Monday, 22 August 2016

Fixed Rate Home Loans V/s Variable Rate Home Loans

When it comes to buying a residential property, you ought to use home loan facility. Irrespective of surplus cash in your hand, you should always make use of credit for buying a house. You should never exhaust all the savings in hand for purchasing a home. Availing a home loan is not only a cheaper credit option but it also offers a lot of tax saving benefits. But as you decide to get a home loan, you should clearly know which type of loan you should apply for- a fixed rate home loan or a variable rate loan.

How fixed rate home loans are different from variable rate home loans?
In the simplest words, fixed interest home loans can be defined as home loans with fixed rate of interest for entire amortization period. While the variable rate home loans are the ones where rate of interest is not fixed, but changes as per the market conditions throughout the term of loan.
Thus, if you choose to go for a fixed interest rate home loan, your monthly installment for entire duration would be same, irrespective of market conditions. While the payout would keep fluctuating in case of variable or floating interest home loan.

So, what you should expect when you go for a fixed or a variable interest component?

1.       First things first, with fixed monthly installments you can easily calculate your monthly expenses and make a budget. Thus it is always easier to manage a fixed loan EMI, as compared to a variable interest EMI. In case of variable interest loan, you would need to calculate your EMI every month and this is the most inconvenient factor regarding the changing interest rates. You can use online home loan emi calculator to know about your monthly installments.

2.       Sometimes interest hike may cost you thousands of rupees in a single month and affect your budget. However, when rate of interest is fixed irrespective of market conditions, you pay the same amount, despite the increase or decrease in the base rate. This certainty factor goes in favour of fixed rates.

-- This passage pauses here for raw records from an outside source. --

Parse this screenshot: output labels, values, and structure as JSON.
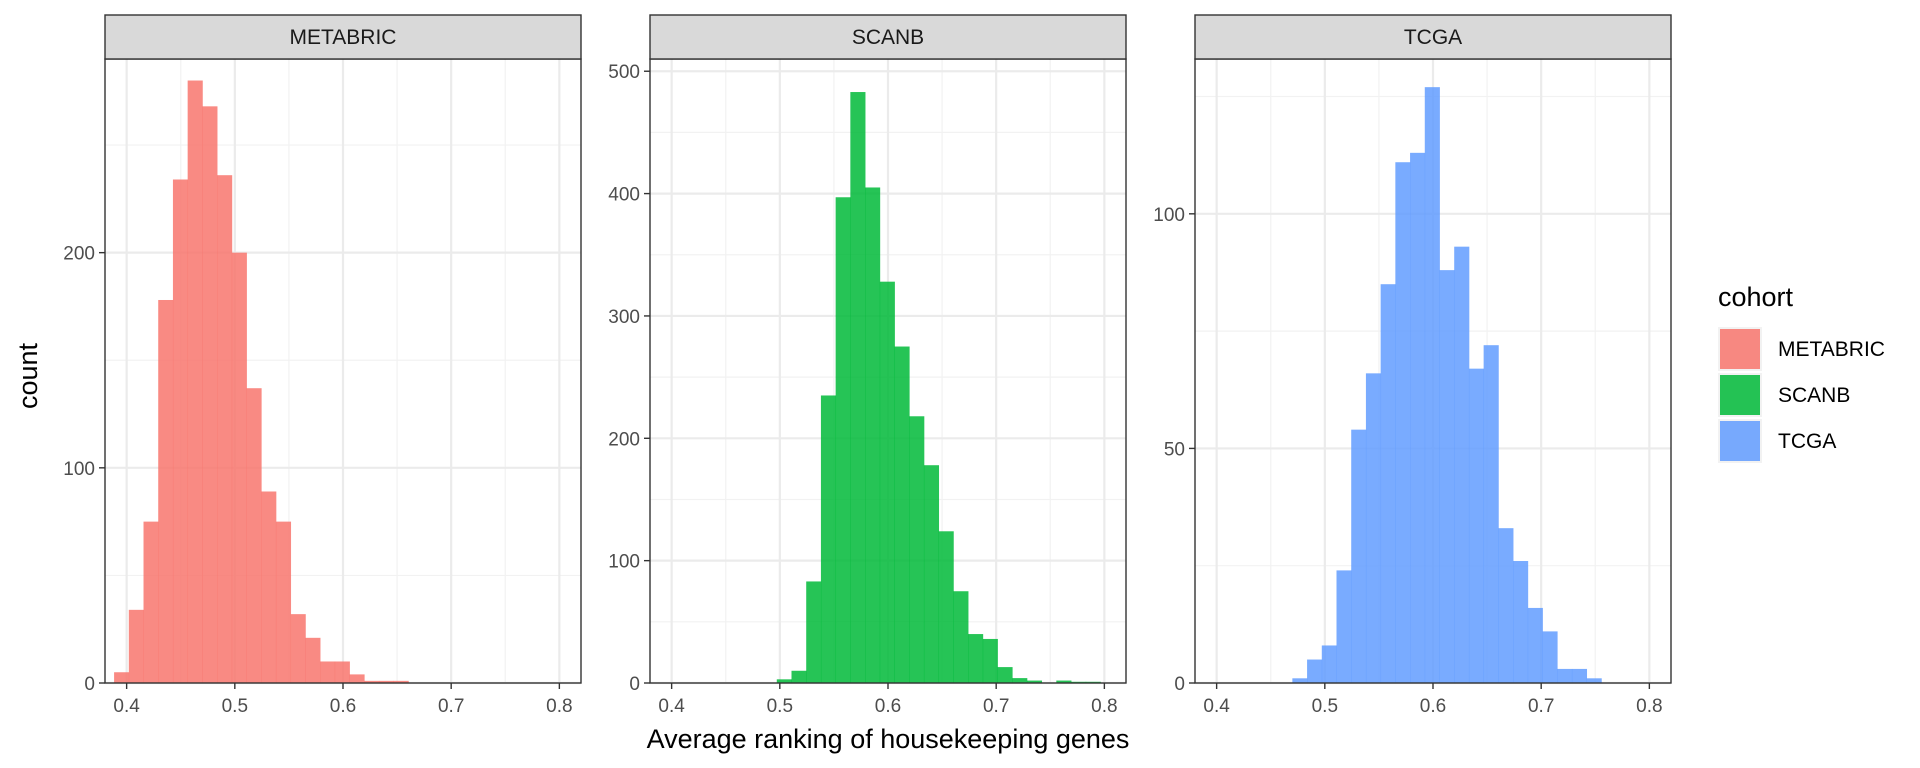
{
  "chart_data": {
    "type": "bar",
    "xlabel": "Average ranking of housekeeping genes",
    "ylabel": "count",
    "xlim": [
      0.38,
      0.82
    ],
    "x_ticks": [
      0.4,
      0.5,
      0.6,
      0.7,
      0.8
    ],
    "x_tick_labels": [
      "0.4",
      "0.5",
      "0.6",
      "0.7",
      "0.8"
    ],
    "bin_width": 0.0136,
    "grid": true,
    "legend": {
      "title": "cohort",
      "position": "right",
      "entries": [
        {
          "label": "METABRIC",
          "color": "#F8766D"
        },
        {
          "label": "SCANB",
          "color": "#00BA38"
        },
        {
          "label": "TCGA",
          "color": "#619CFF"
        }
      ]
    },
    "panels": [
      {
        "name": "METABRIC",
        "color": "#F8766D",
        "ylim": [
          0,
          290
        ],
        "y_ticks": [
          0,
          100,
          200
        ],
        "y_tick_labels": [
          "0",
          "100",
          "200"
        ],
        "bins": [
          {
            "x0": 0.3884,
            "count": 5
          },
          {
            "x0": 0.402,
            "count": 34
          },
          {
            "x0": 0.4156,
            "count": 75
          },
          {
            "x0": 0.4292,
            "count": 178
          },
          {
            "x0": 0.4428,
            "count": 234
          },
          {
            "x0": 0.4564,
            "count": 280
          },
          {
            "x0": 0.47,
            "count": 268
          },
          {
            "x0": 0.4836,
            "count": 236
          },
          {
            "x0": 0.4972,
            "count": 200
          },
          {
            "x0": 0.5108,
            "count": 137
          },
          {
            "x0": 0.5244,
            "count": 89
          },
          {
            "x0": 0.538,
            "count": 75
          },
          {
            "x0": 0.5516,
            "count": 32
          },
          {
            "x0": 0.5652,
            "count": 21
          },
          {
            "x0": 0.5788,
            "count": 10
          },
          {
            "x0": 0.5924,
            "count": 10
          },
          {
            "x0": 0.606,
            "count": 4
          },
          {
            "x0": 0.6196,
            "count": 1
          },
          {
            "x0": 0.6332,
            "count": 1
          },
          {
            "x0": 0.6468,
            "count": 1
          }
        ]
      },
      {
        "name": "SCANB",
        "color": "#00BA38",
        "ylim": [
          0,
          510
        ],
        "y_ticks": [
          0,
          100,
          200,
          300,
          400,
          500
        ],
        "y_tick_labels": [
          "0",
          "100",
          "200",
          "300",
          "400",
          "500"
        ],
        "bins": [
          {
            "x0": 0.4972,
            "count": 3
          },
          {
            "x0": 0.5108,
            "count": 10
          },
          {
            "x0": 0.5244,
            "count": 83
          },
          {
            "x0": 0.538,
            "count": 235
          },
          {
            "x0": 0.5516,
            "count": 397
          },
          {
            "x0": 0.5652,
            "count": 483
          },
          {
            "x0": 0.5788,
            "count": 405
          },
          {
            "x0": 0.5924,
            "count": 328
          },
          {
            "x0": 0.606,
            "count": 275
          },
          {
            "x0": 0.6196,
            "count": 218
          },
          {
            "x0": 0.6332,
            "count": 178
          },
          {
            "x0": 0.6468,
            "count": 124
          },
          {
            "x0": 0.6604,
            "count": 75
          },
          {
            "x0": 0.674,
            "count": 40
          },
          {
            "x0": 0.6876,
            "count": 36
          },
          {
            "x0": 0.7012,
            "count": 13
          },
          {
            "x0": 0.7148,
            "count": 4
          },
          {
            "x0": 0.7284,
            "count": 2
          },
          {
            "x0": 0.742,
            "count": 0
          },
          {
            "x0": 0.7556,
            "count": 2
          },
          {
            "x0": 0.7692,
            "count": 1
          },
          {
            "x0": 0.7828,
            "count": 1
          }
        ]
      },
      {
        "name": "TCGA",
        "color": "#619CFF",
        "ylim": [
          0,
          133
        ],
        "y_ticks": [
          0,
          50,
          100
        ],
        "y_tick_labels": [
          "0",
          "50",
          "100"
        ],
        "bins": [
          {
            "x0": 0.47,
            "count": 1
          },
          {
            "x0": 0.4836,
            "count": 5
          },
          {
            "x0": 0.4972,
            "count": 8
          },
          {
            "x0": 0.5108,
            "count": 24
          },
          {
            "x0": 0.5244,
            "count": 54
          },
          {
            "x0": 0.538,
            "count": 66
          },
          {
            "x0": 0.5516,
            "count": 85
          },
          {
            "x0": 0.5652,
            "count": 111
          },
          {
            "x0": 0.5788,
            "count": 113
          },
          {
            "x0": 0.5924,
            "count": 127
          },
          {
            "x0": 0.606,
            "count": 88
          },
          {
            "x0": 0.6196,
            "count": 93
          },
          {
            "x0": 0.6332,
            "count": 67
          },
          {
            "x0": 0.6468,
            "count": 72
          },
          {
            "x0": 0.6604,
            "count": 33
          },
          {
            "x0": 0.674,
            "count": 26
          },
          {
            "x0": 0.6876,
            "count": 16
          },
          {
            "x0": 0.7012,
            "count": 11
          },
          {
            "x0": 0.7148,
            "count": 3
          },
          {
            "x0": 0.7284,
            "count": 3
          },
          {
            "x0": 0.742,
            "count": 1
          }
        ]
      }
    ]
  }
}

3.       Usually the rate of fixed interest is higher by 1 to 2.5 % as compared to floating interest rates. Banks charge higher interest rate to cover up the risk of rising interest rates in future. Hence you tend to pay higher rate of interest if you go for a fixed interest loan.

4.       Again, when home loan interest rates fall, you ought to lose the benefits of falling rates if you go for fixed rate. Your EMI will remain high despite the change in market conditions.        
When you should go for a fixed rate home loan?

1.       As home loan is a long term commitment it is viable to have a fixed rate of interest so that you have a kind of certainty pertaining to your expenses. Particularly when monthly installment is less than 40 % of your income, it is considered fairly easier to manage the loan repayment. So as a credit responsible person, you can lock your EMI by going for a fixed rate. By doing so, you need not worry about hike in monthly expenses due to change in interest rate.

2.       Next, when you are comfortable paying your current loan, you can also enjoy other credit requirements with a little planning in the near future. Repaying your loan is the most important factor to improve CIBIL score.

3.       Another good option is to go for an initial 3-4 years fixed loan that is convertible to floating rate thereafter. However you should always check out the fee for switching between the rates from the bank.

4.       This might be a common sense, however it is an important aspect that needs to be considered when you choose the type of loan component. When interest rates are already low and are expected to rise in the near future, go for fixed rate.

5.       For long duration loans, fixed rates are generally a preferred choice.

When you should go for a variable loan?

1.       If you plan to prepay the loan you should opt for floating rate loan. For, fixed rates are higher and if you choose to close the account in a short period you would certainly save on the interest. Also, your loan would not see many cycles of rate fluctuations so you need not bank on fixed rate and pay for certainty factor unnecessarily.

2.       Next, if you are really good at managing your funds, you can certainly choose floating rate as fixed rates are always higher than the current floating rate being offered. You can always save from 1 to 2 per cent on interest rates every month. Also, interest rate would not jump to 2-3 per cent in a day. You will get time to switch the rate type by paying the fee. Next, rate will keep on fluctuating so it is not going to remain higher than fixed rate for entire tenure.


So the decision to opt for the fixed or variable interest rate should primarily be based on your budget and current market situation. Hope the points discussed above helps you take an informed decision.